Chairperson of the Civil Service Protection and Training Commission
- In office October 2010 – 20 May 2016
- Preceded by: Chang Ming-jue
- Succeeded by: Lee I-yang

Member of the Legislative Yuan
- In office 1 February 1996 – 31 January 1999
- Constituency: Republic of China
- In office 1 February 1990 – 31 January 1993
- Constituency: Education

Leader of the Institute of Revolutionary Practice
- In office 1997–2002
- Preceded by: Chuang Huai-yi (1994)
- Succeeded by: John Kuan

Personal details
- Born: 1945 (age 80–81)
- Party: Kuomintang
- Education: National Taiwan Normal University (BA, MA) Stanford University (PhD)
- Profession: Educator

= Tsai Bih-hwang =

Taiwanese academic and politician (born 1945)

Tsai Bih-hwang (蔡璧煌; born 1945) is a Taiwanese academic and politician. He was elected to two nonconsecutive terms on the Legislative Yuan, serving from 1990 to 1993, and 1996 to 1999. Tsai was subsequently appointed to the Examination Yuan in 2002, and led the Examination Yuan's Civil Service Protection and Training Commission between 2010 and 2016.

==Education and early career==
Tsai graduated from National Taiwan Normal University with a bachelor's degree and a master's degree in education. He then pursued doctoral studies in the United States, earning his Ph.D. in education from Stanford University in 1985. His doctoral dissertation, completed under sociologist Sanford Dornbusch, was titled, "The relationship between the university environment and creative attitudes among Chinese graduate students in Taiwan and in the United States (cross-cultural, comparative education, student subculture)".

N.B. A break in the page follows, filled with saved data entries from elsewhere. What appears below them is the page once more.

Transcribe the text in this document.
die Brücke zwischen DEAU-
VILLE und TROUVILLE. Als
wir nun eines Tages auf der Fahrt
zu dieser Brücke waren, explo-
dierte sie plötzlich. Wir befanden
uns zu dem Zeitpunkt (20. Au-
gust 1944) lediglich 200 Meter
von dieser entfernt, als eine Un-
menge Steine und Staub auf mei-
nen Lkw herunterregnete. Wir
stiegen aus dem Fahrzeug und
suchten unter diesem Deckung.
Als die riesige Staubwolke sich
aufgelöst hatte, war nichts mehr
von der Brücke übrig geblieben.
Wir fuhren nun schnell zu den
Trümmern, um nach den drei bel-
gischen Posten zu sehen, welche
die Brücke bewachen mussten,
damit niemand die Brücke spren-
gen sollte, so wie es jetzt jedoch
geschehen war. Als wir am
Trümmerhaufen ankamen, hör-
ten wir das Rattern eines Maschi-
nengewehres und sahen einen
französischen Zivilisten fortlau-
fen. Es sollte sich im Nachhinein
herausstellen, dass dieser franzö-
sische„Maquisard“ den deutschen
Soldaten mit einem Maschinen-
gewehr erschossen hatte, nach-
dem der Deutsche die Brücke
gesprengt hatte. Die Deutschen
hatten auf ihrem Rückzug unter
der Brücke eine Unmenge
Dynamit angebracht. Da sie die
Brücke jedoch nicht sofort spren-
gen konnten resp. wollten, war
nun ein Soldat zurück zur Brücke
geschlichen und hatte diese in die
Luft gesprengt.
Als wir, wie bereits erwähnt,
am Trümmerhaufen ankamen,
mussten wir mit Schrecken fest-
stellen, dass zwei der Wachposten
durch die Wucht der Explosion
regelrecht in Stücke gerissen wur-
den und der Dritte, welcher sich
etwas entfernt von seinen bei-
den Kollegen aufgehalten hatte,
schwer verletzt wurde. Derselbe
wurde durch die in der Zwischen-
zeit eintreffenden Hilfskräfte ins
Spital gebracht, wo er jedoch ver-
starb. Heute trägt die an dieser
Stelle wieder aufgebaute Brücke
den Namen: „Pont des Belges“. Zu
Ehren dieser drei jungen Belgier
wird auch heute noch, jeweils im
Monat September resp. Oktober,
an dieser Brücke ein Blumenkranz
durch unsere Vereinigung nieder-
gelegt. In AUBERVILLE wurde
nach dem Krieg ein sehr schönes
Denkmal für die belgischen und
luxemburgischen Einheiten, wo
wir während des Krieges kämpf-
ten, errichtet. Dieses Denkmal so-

He has published research articles in the Journal of National Taiwan Normal University, and editorials in the Taipei Times. Tsai taught at the primary and high school levels, was a professor at National Taiwan Normal University, and served as a member or executive or executive on several organizations, including the Wenshan Rotary Club, the Republic of China Recreation Association, Ke-Tsai Family Association in Taipei, the Cerebral Palsy Association of the Republic of China, the National Education Association of the Republic of China, and the Consumer Foundation.

==Political career==
Tsai was a member of the Legislative Yuan from 1990 to 1993. He did not win reelection in December 1992, but stood for election in December 1995 as a member of the Kuomintang proportional representation party list, and returned to the legislature. In the midst of the Third Taiwan Strait Crisis, Tsai was interviewed by The Independent about the status of Cross-Strait relations. Tsai, a member of the Kuomintang, served the party as leader of the Institute of Revolutionary Practice and headed the Culture Working Group of the Central Committee.

In 2002, Tsai was named a minister without portfolio and member of the Examination Yuan. In his Examination Yuan role, Tsai announced the passage of a new pension program for civil servants in November 2005. He was renominated for a second term in 2008. During his reconfirmation hearing, legislator Kuan Bi-ling noted that Tsai and several other nominees held a Permanent Resident Card issued by the United States. The Ma Ying-jeou presidential administration confirmed that Tsai had relinquished his residency in the United States, and he was reappointed to the Examination Yuan as a minister without portfolio. After the National Academy of Civil Service replaced the National Civil Service Institute on 26 March 2010, Tsai led the NACS as president. In October 2010, Tsai was appointed chairperson of the Civil Service Protection and Training Commission. He was renominated to lead the commission for a second term, which began on 1 September 2014. Tsai resigned from the commission in May 2016.